His famous father is known for his signature bushy moustache, but do not expect Hong Kong actor-singer Alex Lam to grow one any time soon.
The 31-year-old son of singer George Lam says in English with a grin: "I actually had one before, years ago. I was teaching yoga at the time and as a lot of my students were older, I grew (a moustache) to appear older as well. Now that age is catching up with me, I don't want to grow one anymore because I don't want to look old."
Perhaps his refusal to don a moustache also has to do with wanting to be his own person - and not just a clone of his father.
As he points out, one of the biggest disadvantages of having a celebrity dad is that people will always compare the two.
He says: "People will always associate me with my father and I have to accept that.
"The comparisons are slowly happening less, though. I think with time and just doing a lot more work, people are starting to see that I'm serious about my job and the effort that I put into it. I put in a lot of hard work."
He and his younger sister are from their 69-year-old father's first marriage to former record label manager Ng Ching Yuen. Their stepmother is Lam's second wife, renowned Taiwanese singer Sally Yeh, 55.
He was speaking to The Straits Times last week at the Esplanade, where he was due to perform in a Cantonese adaptation of William Shakespeare's A Midsummer Night's Dream.
In the classic comedy, he plays Lysander, a young man who attempts to elope with his love Hermia (played by Kate Yeung), but who gets spiked with a love juice that leads him to fall in love with another woman, Helena (played by Rosa Maria Velasco).
The play marks his stage debut, but it is not his first acting gig. He had supporting roles in films such as Lan Kwai Fong 3 (2014) and Break Up 100 (2014).
He is also a singer, and singles from his eponymous 2012 EP, such as Happy Marriage and Magic, have appeared on Hong Kong radio charts.
The bachelor says: "I just want to try a bit of everything. Music is my first love, but acting gives you great exposure. Doing this play has been a great opportunity for me and I'm just so grateful."
1 Did you always want to go into show business?
Not at all. I started out as a yoga instructor and I did that full time for about seven years. I grew up in the world of show business because of my family, but I didn't plan on being a part of it as an adult. It was only because of my growing love for music that I started to think about joining the entertainment industry.
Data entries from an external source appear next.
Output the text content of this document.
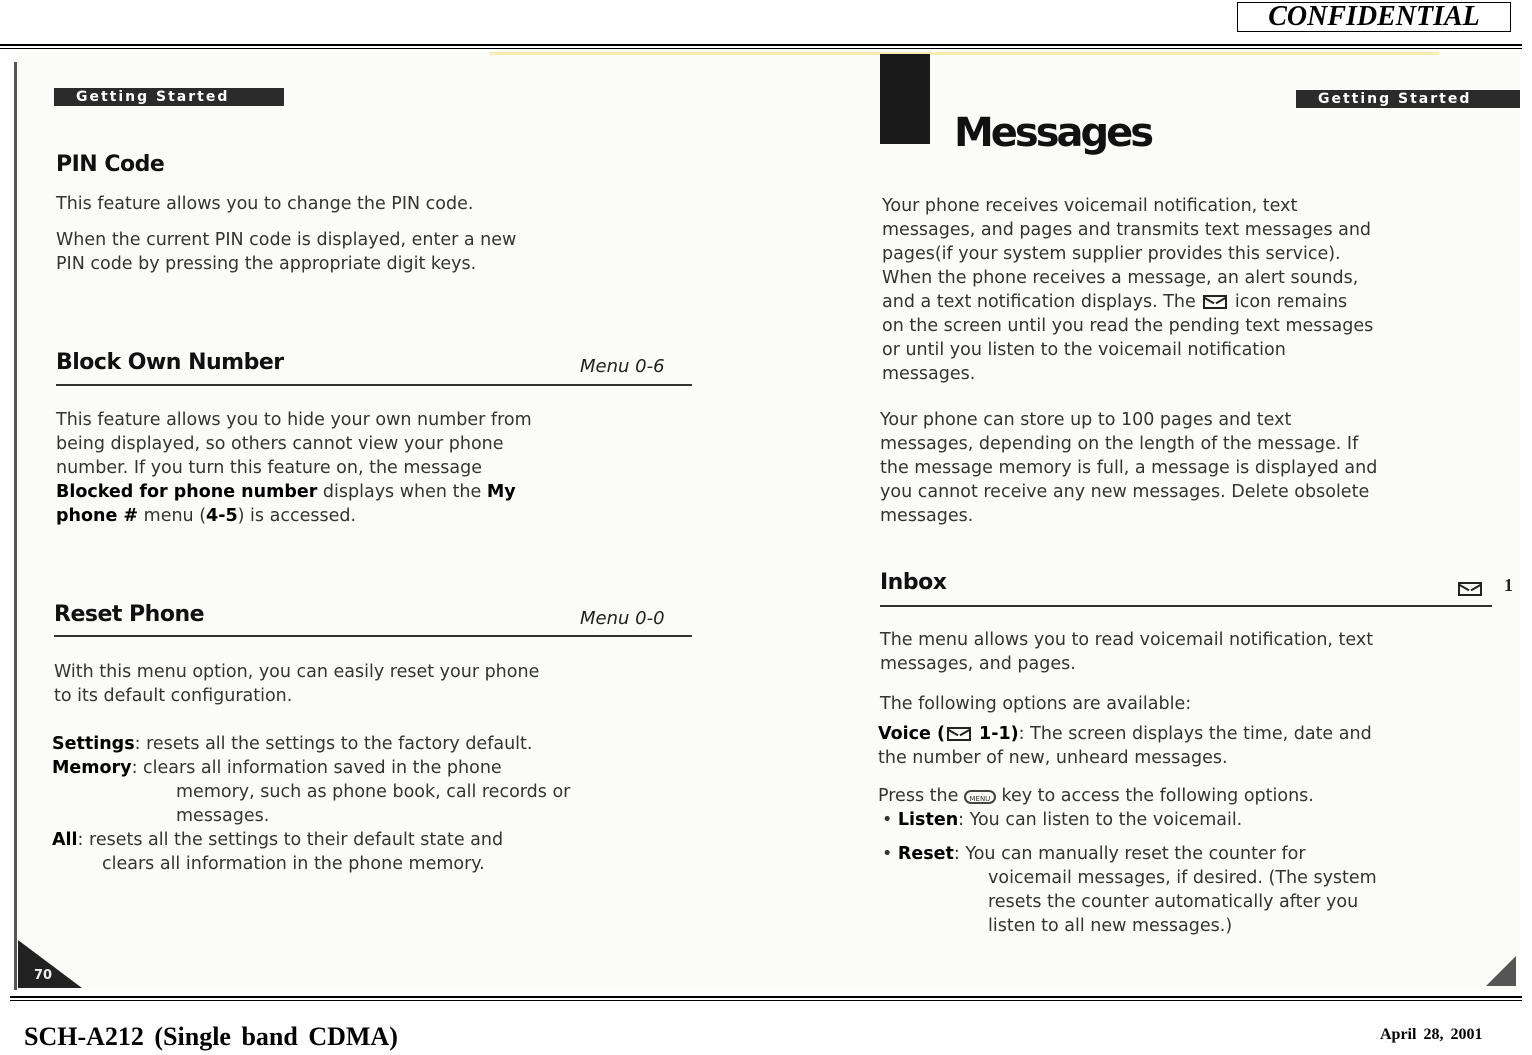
CONFIDENTIAL
Getting Started
PIN Code

This feature allows you to change the PIN code.

When the current PIN code is displayed, enter a new
PIN code by pressing the appropriate digit keys.

Block Own Number	Menu 0-6

This feature allows you to hide your own number from
being displayed, so others cannot view your phone
number. If you turn this feature on, the message
Blocked for phone number displays when the My
phone # menu (4-5) is accessed.

Reset Phone	Menu 0-0

With this menu option, you can easily reset your phone
to its default configuration.

Settings: resets all the settings to the factory default.

Memory: clears all information saved in the phone

memory, such as phone book, call records or
messages.

All: resets all the settings to their default state and

clears all information in the phone memory.

70
Getting Started
Messages

Your phone receives voicemail notification, text
messages, and pages and transmits text messages and
pages(if your system supplier provides this service).
When the phone receives a message, an alert sounds,
and a text notification displays. The  icon remains
on the screen until you read the pending text messages
or until you listen to the voicemail notification
messages.

Your phone can store up to 100 pages and text
messages, depending on the length of the message. If
the message memory is full, a message is displayed and
you cannot receive any new messages. Delete obsolete
messages.

Inbox	1

The menu allows you to read voicemail notification, text
messages, and pages.

The following options are available:

Voice ( 1-1): The screen displays the time, date and
the number of new, unheard messages.

Press the MENU key to access the following options.

• Listen: You can listen to the voicemail.

• Reset: You can manually reset the counter for

voicemail messages, if desired. (The system
resets the counter automatically after you
listen to all new messages.)

SCH-A212 (Single band CDMA)	April 28, 2001
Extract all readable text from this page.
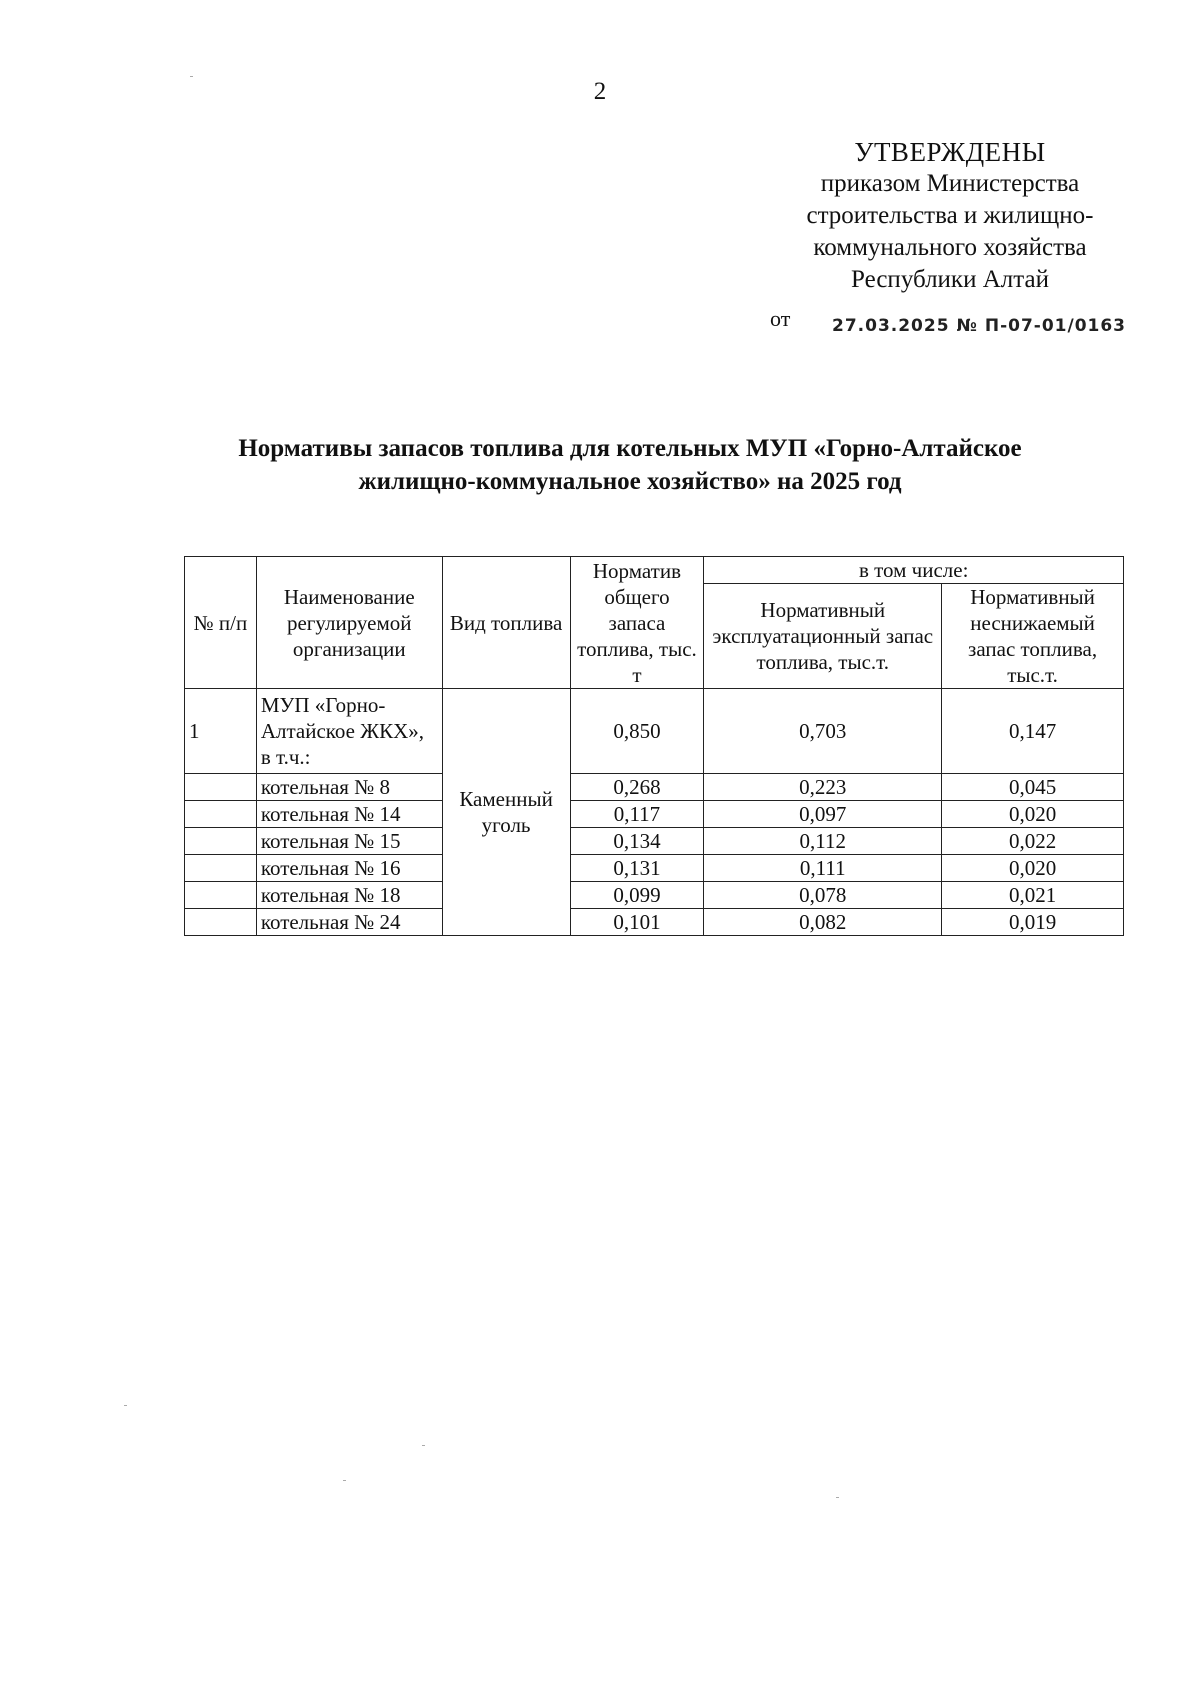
2
УТВЕРЖДЕНЫ
приказом Министерства
строительства и жилищно-
коммунального хозяйства
Республики Алтай
от 27.03.2025 № П-07-01/0163
Нормативы запасов топлива для котельных МУП «Горно-Алтайское
жилищно-коммунальное хозяйство» на 2025 год
№ п/п	Наименование регулируемой организации	Вид топлива	Норматив общего запаса топлива, тыс. т	в том числе:	
				Нормативный эксплуатационный запас топлива, тыс.т.	Нормативный неснижаемый запас топлива, тыс.т.
1	МУП «Горно-Алтайское ЖКХ», в т.ч.:	Каменный уголь	0,850	0,703	0,147
	котельная № 8		0,268	0,223	0,045
	котельная № 14		0,117	0,097	0,020
	котельная № 15		0,134	0,112	0,022
	котельная № 16		0,131	0,111	0,020
	котельная № 18		0,099	0,078	0,021
	котельная № 24		0,101	0,082	0,019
2 Has your dad given you much advice about working in the entertainment industry?
He's a hands-off parent. He just lets me go and do what I want, even if he doesn't think it makes sense. He was quite sceptical of my decision to do this play because it's a huge commitment and the money isn't that good. But he's supportive and came out to see it (the Hong Kong version).
3 What did your father think of your performance in A Midsummer Night's Dream?
He has the notion that Shakespeare would be very boring, so he wasn't excited to see it at first. But he ended up loving it. I think he was pleasantly surprised. My stepmother says he was giggling a lot.
4 Will you be doing more theatre work in the future?
I hope so. I want to improve my acting. Doing A Midsummer Night's Dream was tough because our version is so physical.
But it's also rewarding. When we did our first show here and I had my first comedic moment, I heard everyone in the audience laugh. And that feeling was amazing.
5 This version of A Midsummer Night's Dream also stars Hong Kong veteran actor Anthony Wong in the dual roles of King Oberon and Duke Theseus. He has a reputation of being intimidating to work with, so what is he really like?
He is actually a big softie at heart. One time, I went to take a nap in between rehearsals and someone came by to put a blanket on me. I was still awake so I took a quick peek and saw that it was him.
And if any of us gets injured, he always comes and checks on us. He's considerate and just a very gentle guy.
6 You have been in Singapore for about a week to rehearse and perform the play. Have you had time to explore the city?
I lived in Singapore for about three months - years ago - to teach at a friend's yoga studio here. So I'm quite familiar with the city.
I didn't get a chance to go out though, because of rehearsals, but I did get to eat durian and go for hawker food in Geylang.
7 You do not teach yoga anymore, but do you still practise it ?
Yes, I do, maybe two or three times a week. Lately, I've been trying to look more fit because of this play. So I've been doing a lot of gym work.
8 How would you like to be remembered?
I guess I'd like to be remembered as being different. Interesting and different.